「今日もお願い」毎朝父にコーヒー豆を挽いてと頼んでまで、娘が父に『言いたいこと』は

AI要約

介護者と介護を受ける人の関係性についてのメッセージ

介護を受ける人にも仕事を見つける必要性

お互いに感謝の気持ちを伝えることの重要性

「今日もお願い」毎朝父にコーヒー豆を挽いてと頼んでまで、娘が父に『言いたいこと』は

介護の現場で出会った人から「幸せになる方法」を教わった、と語る介護福祉士でイラストレーターの高橋恵子さん。

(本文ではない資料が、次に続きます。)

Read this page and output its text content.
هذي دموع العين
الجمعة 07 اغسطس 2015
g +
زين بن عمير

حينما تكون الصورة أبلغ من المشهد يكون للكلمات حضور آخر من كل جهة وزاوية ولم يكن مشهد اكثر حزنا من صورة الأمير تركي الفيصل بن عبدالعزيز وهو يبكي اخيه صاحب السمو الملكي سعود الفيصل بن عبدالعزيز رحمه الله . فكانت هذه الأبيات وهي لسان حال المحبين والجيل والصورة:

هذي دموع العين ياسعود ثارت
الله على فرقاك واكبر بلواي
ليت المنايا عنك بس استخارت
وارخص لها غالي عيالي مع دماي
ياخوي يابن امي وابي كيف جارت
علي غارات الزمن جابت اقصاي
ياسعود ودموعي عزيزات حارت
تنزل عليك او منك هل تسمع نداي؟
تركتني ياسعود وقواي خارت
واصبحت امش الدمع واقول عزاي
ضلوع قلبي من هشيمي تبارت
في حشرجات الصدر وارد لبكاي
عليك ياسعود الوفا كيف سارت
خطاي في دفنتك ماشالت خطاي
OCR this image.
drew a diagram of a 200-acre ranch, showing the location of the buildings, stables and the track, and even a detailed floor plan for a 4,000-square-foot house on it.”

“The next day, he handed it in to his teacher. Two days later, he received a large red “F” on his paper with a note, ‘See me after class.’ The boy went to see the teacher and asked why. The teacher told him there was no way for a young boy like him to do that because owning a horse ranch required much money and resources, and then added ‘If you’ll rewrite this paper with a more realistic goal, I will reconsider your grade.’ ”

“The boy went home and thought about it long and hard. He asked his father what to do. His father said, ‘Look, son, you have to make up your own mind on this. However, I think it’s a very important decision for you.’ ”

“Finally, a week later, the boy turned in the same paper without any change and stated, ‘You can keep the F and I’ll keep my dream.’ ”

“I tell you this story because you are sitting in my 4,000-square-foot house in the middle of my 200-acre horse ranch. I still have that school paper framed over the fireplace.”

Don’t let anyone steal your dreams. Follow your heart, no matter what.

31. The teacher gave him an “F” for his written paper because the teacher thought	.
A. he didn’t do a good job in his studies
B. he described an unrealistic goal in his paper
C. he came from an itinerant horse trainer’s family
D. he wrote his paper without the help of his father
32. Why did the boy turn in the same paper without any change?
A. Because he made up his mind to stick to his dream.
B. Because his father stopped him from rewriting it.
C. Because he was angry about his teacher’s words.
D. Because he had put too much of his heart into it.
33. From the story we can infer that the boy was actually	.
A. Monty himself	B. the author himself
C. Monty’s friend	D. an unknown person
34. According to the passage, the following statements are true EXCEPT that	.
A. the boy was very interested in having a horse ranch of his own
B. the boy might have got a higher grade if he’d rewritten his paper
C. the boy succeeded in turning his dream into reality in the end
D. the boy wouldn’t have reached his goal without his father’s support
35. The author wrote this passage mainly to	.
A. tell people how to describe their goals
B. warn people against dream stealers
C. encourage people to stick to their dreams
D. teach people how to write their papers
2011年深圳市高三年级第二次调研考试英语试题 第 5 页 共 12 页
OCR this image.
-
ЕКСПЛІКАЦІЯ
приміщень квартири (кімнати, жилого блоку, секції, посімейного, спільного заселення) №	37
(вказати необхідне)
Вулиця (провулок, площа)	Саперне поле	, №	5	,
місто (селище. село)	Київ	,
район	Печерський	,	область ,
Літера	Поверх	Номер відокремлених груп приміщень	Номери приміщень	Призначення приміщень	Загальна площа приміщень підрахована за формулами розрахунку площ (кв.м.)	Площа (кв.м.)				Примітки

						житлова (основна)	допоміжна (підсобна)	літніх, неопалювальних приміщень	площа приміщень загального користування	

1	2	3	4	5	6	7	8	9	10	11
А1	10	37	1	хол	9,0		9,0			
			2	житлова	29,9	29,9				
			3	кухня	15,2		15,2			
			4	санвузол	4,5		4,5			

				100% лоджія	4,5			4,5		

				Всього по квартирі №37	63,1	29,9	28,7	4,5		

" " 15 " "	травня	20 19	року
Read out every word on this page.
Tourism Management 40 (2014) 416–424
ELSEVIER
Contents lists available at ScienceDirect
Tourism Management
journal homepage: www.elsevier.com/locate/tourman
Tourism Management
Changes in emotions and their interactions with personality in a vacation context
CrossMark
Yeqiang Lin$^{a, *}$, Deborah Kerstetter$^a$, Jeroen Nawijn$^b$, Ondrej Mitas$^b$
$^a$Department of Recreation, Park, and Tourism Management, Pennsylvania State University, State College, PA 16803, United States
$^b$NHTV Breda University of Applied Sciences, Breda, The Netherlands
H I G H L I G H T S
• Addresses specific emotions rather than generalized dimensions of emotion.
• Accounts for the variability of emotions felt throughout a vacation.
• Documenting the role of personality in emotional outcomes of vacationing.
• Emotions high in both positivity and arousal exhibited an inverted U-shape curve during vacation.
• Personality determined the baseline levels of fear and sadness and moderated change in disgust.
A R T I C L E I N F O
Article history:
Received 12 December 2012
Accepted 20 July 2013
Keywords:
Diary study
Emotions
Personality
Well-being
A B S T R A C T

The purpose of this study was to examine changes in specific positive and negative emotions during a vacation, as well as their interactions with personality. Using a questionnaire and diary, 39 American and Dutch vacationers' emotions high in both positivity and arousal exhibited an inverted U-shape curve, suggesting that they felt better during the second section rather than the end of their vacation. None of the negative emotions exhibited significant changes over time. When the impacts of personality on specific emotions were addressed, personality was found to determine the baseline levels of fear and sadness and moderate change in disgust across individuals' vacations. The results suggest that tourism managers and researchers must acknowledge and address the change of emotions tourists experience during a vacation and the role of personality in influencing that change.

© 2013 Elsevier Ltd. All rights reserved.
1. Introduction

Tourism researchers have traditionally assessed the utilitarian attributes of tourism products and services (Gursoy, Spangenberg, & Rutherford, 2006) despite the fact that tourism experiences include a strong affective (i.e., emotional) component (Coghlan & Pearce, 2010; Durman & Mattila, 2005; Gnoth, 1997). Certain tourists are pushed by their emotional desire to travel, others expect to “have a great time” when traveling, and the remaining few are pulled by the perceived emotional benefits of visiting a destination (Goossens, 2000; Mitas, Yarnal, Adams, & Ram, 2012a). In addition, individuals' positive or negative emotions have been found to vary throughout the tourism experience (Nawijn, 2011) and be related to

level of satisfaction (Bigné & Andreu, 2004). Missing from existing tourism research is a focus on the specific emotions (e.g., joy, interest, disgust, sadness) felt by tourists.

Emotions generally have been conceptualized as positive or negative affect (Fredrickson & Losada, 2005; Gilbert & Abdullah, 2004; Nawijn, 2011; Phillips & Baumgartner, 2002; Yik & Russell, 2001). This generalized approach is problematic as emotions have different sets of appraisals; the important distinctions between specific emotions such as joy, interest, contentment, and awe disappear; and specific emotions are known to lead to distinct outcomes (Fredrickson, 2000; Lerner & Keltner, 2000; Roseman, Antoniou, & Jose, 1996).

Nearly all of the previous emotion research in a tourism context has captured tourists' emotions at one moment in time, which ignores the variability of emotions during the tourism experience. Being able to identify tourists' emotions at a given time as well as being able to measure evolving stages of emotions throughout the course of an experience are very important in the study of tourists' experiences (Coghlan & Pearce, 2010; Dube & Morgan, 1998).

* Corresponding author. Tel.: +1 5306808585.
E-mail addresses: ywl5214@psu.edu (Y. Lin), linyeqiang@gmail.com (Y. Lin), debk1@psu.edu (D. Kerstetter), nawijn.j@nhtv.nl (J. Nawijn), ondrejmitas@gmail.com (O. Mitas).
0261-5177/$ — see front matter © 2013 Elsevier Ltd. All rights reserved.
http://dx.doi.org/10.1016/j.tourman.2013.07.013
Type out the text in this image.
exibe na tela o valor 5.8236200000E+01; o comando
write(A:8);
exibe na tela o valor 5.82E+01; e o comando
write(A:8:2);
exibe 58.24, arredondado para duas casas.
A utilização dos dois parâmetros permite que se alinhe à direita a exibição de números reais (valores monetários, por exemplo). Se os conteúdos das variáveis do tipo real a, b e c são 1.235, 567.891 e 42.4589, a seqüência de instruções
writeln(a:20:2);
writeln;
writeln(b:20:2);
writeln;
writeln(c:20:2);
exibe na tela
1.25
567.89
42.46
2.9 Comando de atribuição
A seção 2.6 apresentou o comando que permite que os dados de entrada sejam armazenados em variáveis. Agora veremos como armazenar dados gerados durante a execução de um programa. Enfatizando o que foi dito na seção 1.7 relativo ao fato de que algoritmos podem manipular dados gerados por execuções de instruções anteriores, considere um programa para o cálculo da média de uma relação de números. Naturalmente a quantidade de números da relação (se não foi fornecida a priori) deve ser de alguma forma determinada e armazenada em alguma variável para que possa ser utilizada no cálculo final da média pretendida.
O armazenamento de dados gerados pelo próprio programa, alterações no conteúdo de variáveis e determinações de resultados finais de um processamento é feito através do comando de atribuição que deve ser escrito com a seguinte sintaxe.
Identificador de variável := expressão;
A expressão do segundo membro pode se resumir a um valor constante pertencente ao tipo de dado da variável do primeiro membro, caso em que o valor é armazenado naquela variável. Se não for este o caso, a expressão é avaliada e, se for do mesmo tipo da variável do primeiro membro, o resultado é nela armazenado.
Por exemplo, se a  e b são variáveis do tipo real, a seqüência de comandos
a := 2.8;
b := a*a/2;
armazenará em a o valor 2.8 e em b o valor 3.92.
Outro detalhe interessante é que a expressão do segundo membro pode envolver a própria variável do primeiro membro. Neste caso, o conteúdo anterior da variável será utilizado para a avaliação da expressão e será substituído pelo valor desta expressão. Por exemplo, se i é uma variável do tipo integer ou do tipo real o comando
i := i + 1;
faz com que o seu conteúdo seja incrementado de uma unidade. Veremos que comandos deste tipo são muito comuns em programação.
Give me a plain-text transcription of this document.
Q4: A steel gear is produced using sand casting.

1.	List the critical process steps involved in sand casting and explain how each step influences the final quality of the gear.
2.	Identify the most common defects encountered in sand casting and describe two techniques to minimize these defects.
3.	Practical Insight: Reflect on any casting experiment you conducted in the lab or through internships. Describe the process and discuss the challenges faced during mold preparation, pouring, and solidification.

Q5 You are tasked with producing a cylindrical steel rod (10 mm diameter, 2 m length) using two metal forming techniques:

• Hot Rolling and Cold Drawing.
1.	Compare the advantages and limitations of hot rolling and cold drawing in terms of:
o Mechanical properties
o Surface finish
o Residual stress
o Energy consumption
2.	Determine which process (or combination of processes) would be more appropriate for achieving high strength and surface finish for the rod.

今度はあなたに、イラストと言葉でメッセージを届けます。

「高齢者が介護されるばかりになったら、

 生きる気力を失わないように、

 『日々の仕事』を見つけてあげてください」

それは、私の先輩である訪問介護ヘルパーさんが、方々で介護者にアドバイスされていたことです。 

『日々の仕事』とは、

花に水をあげたり、

テーブルの上を拭いたり、

珈琲をいれるのを手伝ったりなど、

どんなにささいなことでもいい、ということでした。

特に男性の高齢者は、暮らしのなかでやることを見失いがちなので、

介護者が一緒に見つける必要を説いていました。

以前、私はそのアドバイスの効果は、

高齢者、つまり介護される人にだけ発揮されるものと思っていました。

けれど今は、介護者にとっても必要なアドバイスだったと分かります。

介護をする側。

介護をされる側。

そんな一方的に見える関係が続くと、

どうしたって、家の中は息苦しくなりがちです。

しかも介護される側は申し訳なさから、ありがとうよりも

「ごめんね」や「悪いね」と口にする機会が勝ったりもします。

そんな介護される人の気持ちがいたたまれず、涙する介護者も少なくありません。

だからこそ介護される人には、動ける間は無理のない範囲で、

日々の仕事をもつ必要性があると思います。

なぜなら仕事には、それをする相手への感謝が生まれるからです。

お互いに「ありがとう」と交わす機会が、いっときでもあると、

それが、介護の日々の潤滑油にもなってくれます。

「ありがとう」

そのシンプルな言葉はいつだって、

私たちの今日を照らしてくれます。